The British Ministry of Defense agreed that “shortage of ammunition probably remains the main limiting factor” for Russia, which “was unlikely to have increased its stockpile of artillery ammunition sufficiently to permit large-scale offensive operations. scale”, since “the mere fact of maintaining defensive operations along its long front line requires a large daily expenditure of shells and rockets”.

Russia bought artillery rounds from Belarus and North Korea to compensate for the large losses from ammunition dumps near the front.

But a Ukrainian official warned against complacency.

“The resourcefulness of the Russian Federation as a state in general should not be underestimated.
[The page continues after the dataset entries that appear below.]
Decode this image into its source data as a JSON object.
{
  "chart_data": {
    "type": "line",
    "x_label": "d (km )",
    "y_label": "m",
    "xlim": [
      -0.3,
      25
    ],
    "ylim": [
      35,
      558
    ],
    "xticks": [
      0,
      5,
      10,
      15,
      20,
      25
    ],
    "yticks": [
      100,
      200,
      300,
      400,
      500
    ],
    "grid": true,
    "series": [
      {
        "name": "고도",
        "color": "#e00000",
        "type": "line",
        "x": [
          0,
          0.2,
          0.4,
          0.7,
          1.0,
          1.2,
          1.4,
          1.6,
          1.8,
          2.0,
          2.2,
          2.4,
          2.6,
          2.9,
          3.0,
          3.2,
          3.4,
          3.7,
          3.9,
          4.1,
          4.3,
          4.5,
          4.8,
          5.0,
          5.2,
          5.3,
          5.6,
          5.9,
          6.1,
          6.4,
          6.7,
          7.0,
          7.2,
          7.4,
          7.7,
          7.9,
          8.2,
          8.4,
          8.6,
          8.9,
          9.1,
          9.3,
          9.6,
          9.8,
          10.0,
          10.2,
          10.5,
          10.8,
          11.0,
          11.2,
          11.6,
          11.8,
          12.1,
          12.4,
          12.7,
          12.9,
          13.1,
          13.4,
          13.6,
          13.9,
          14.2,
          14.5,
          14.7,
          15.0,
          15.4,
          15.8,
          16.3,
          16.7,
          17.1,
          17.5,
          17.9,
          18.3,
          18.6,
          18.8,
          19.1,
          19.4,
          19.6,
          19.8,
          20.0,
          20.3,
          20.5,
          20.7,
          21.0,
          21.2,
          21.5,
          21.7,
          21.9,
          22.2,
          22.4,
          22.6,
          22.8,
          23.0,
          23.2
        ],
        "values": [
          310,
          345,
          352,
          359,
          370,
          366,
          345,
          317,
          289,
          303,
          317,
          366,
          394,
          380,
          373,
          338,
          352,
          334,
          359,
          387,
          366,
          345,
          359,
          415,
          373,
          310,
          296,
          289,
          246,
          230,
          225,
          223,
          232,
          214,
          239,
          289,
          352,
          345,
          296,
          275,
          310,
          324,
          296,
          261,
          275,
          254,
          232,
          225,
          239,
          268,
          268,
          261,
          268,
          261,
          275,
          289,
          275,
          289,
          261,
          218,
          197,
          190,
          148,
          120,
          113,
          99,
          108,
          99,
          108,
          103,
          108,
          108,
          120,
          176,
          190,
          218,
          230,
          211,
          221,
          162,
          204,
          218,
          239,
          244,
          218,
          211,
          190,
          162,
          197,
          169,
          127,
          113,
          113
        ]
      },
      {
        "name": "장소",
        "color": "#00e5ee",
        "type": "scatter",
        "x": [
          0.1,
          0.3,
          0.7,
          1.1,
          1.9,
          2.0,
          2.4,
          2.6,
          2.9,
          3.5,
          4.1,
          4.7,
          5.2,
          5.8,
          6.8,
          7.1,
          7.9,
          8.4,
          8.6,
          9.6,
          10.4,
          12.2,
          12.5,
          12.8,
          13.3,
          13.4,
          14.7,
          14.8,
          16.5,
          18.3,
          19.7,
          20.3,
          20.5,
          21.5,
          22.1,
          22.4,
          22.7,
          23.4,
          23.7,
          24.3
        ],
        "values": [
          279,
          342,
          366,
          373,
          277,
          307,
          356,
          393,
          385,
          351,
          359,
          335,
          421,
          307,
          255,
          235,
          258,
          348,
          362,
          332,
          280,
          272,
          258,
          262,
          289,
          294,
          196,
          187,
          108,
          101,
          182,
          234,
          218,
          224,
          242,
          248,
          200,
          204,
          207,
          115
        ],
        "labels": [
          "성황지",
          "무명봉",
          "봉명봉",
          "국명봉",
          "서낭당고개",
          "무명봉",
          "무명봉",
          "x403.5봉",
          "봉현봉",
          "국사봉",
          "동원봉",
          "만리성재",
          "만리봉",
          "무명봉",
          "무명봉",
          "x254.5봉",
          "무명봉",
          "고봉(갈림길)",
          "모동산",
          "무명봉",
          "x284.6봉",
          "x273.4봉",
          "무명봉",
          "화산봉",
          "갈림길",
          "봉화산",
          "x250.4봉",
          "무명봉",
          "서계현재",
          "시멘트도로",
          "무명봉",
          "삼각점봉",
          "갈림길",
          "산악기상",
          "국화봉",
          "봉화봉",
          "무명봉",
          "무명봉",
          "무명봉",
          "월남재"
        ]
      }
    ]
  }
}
Perhaps they are not able to conduct hostilities with the same intensity as before, but, unfortunately, they still have enough reserves and cannot relax in any way,” the Deputy Defense Minister said. Hanna Malyar during a telethon.

Maintaining the workforce has been a challenge for both parties. Ukraine has imposed conscription since the early days of the war, but Russia delayed mobilization, an unpopular measure, until September and October, when it conscripted 300,000 men for the war.

The Russian Defense Ministry said its regular fall conscription drafted 120,000 men by November. The announcement stressed that the conscripts were not destined for Ukraine and would receive five months of training in “modern weapons and military equipment”.

“Citizens called up for military service are not involved in the special military operation in Ukraine, and military conscripts who have served the established conditions of military service are discharged in a timely manner and returned to their place of residence,” the official said. ministry.

The delay in mobilizing troops and assurances that regular-cycle conscripts would not be sent to Ukraine could be signs of growing unease about the war in Russia.

Ukrainian Defense Minister Oleksiy Reznikov questioned Russia’s assurances, saying Russia was in such dire need of manpower that it was about to declare martial law, shut down its borders to men of military age and to re-mobilize about a week into the new year.

Meanwhile, Russian Foreign Minister Sergei Lavrov said in an interview that Moscow would not agree to a peace plan that Zelenskyy proposed in early November, when Russia’s first official rebuttal of its specific terms.

The Kremlin rejects conditions that Russian troops withdraw to the 1991 borders, that Russia pay reparations to Ukraine and that it participate in an international criminal tribunal in The Hague.